With the economy under pressure and investor sentiment uncertain, JLL analysts have revised down their expectations for investment volumes for 2014 to USD3.4 billion from the USD7.0 billion forecast at the start of the year.
“This downgrade in our 2014 forecast implies that investment levels could be the lowest in post-crisis period and comparable to total investment volumes in 2009 when investment volume reached USD3.2 billion,” commented said Tom Mundy, Head of Research, JLL, Russia and CIS, noted. But there may be some upside if activity increases by July.”
Total investment volume in Russia reached USD472 million in Q1 2014, down 77 percent compared with Q1 2013, according to JLL analysts. It should be noted that this downward dynamics is largely a result of a record high volume in Q1 2013 (due to the sale of Metropolis SEC) and quite a large volume of deals that closed at the end of 2013.
Capitalization rates have also reacted to the current market situation. According to JLL estimates, for shopping centres and offices, rates increased by 25bps to 9.25 percent and 9.0 percent respectively. For the warehouse segment rates remain at 11.0 percent.
As forecasted by JLL analysts, investments into offices dominated the market in Q1 2014, accounting for 46 percent of total volumes, compared to 37 percent in the corresponding quarter of previous year. Retail investments fell to 12 percent of volumes vs. 57 percent in Q1 2013. We note that it is the sale of Metropolis shopping centre that accounts for this rather than a decline in interest in the retail segment in general.
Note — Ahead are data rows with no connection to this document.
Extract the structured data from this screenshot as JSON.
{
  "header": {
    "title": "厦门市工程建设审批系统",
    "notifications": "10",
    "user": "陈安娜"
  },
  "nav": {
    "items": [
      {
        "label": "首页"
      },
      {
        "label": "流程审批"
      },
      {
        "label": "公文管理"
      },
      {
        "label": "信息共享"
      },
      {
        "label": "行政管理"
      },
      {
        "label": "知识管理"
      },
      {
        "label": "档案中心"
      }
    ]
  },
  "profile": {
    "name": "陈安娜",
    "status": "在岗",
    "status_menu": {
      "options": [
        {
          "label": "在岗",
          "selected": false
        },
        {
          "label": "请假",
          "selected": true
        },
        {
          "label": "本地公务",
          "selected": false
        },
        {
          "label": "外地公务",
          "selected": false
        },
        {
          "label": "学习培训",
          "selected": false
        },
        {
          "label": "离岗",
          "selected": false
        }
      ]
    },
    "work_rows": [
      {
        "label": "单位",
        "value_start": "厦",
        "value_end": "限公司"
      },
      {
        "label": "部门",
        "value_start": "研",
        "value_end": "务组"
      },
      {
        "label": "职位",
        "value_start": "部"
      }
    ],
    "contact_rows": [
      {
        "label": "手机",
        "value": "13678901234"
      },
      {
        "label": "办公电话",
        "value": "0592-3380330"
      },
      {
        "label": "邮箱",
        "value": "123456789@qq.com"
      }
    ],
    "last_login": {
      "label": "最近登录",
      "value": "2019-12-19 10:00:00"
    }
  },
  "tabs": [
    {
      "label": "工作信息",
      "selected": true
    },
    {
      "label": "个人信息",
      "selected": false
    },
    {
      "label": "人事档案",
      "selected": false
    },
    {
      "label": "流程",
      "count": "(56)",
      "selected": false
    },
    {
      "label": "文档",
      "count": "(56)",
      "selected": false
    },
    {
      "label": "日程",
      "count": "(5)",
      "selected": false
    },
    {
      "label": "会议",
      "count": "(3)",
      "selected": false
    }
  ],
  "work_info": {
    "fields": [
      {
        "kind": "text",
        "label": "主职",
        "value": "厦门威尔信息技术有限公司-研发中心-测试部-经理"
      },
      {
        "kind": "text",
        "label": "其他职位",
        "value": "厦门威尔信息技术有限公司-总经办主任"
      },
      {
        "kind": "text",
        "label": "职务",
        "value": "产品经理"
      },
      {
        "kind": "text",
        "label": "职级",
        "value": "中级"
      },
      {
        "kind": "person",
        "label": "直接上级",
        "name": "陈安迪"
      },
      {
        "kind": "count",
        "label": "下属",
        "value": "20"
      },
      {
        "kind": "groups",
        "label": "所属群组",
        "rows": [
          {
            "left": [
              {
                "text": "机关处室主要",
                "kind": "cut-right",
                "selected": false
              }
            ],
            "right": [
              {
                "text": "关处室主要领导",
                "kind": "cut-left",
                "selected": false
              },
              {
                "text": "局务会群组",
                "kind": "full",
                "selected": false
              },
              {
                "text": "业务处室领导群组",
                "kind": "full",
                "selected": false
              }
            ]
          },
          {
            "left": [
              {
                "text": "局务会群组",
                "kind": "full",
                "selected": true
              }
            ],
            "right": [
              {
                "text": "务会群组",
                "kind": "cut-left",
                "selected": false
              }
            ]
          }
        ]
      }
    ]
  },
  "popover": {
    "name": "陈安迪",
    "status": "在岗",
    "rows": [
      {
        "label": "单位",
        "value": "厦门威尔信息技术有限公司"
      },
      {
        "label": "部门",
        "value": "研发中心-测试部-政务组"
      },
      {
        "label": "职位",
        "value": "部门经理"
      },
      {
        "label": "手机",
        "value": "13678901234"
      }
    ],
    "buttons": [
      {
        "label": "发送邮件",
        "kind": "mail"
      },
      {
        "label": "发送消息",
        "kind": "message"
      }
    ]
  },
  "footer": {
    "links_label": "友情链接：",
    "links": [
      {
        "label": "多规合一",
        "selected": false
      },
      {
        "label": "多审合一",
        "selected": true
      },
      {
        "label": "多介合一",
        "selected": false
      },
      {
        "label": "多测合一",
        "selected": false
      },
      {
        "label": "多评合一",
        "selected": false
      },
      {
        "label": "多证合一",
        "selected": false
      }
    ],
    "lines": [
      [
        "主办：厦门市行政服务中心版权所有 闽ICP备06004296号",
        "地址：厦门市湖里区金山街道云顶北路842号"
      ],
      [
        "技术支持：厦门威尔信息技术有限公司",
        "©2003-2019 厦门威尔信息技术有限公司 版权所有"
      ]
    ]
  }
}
Investor interest was, as usual, focused on Moscow accounting for 83 percent of total deal volume. The share of investments into Russian regional cities amounted to 12 percent. At the same time the share of St. Petersburg was only 5 percent of total investment volume for the quarter, versus 4 percent in Q1 2013, while total investment volumes have decreased by USD66 million.
The market remains evenly balanced between Russian and foreign investors with their shares amounting to 50 percent of total investment volume in the first three months of 2014 correspondingly. However, largely because of the uncertain political and economic climate, we expect the share of foreign capital to drop to 10-20 percent of investment volumes by the end of 2014.
Tom Mundy added: “Investors still understand that the fundamental dynamics of the Russian market – meaning that there is a major undersupply of stock in all sectors – are attractive. However due to the uncertainty of the situation in the Crimea and volatility in the currency, investors remain in “wait and see” mode. This increased level of cautiousness will inevitably have an impact on investment volumes in the short term.”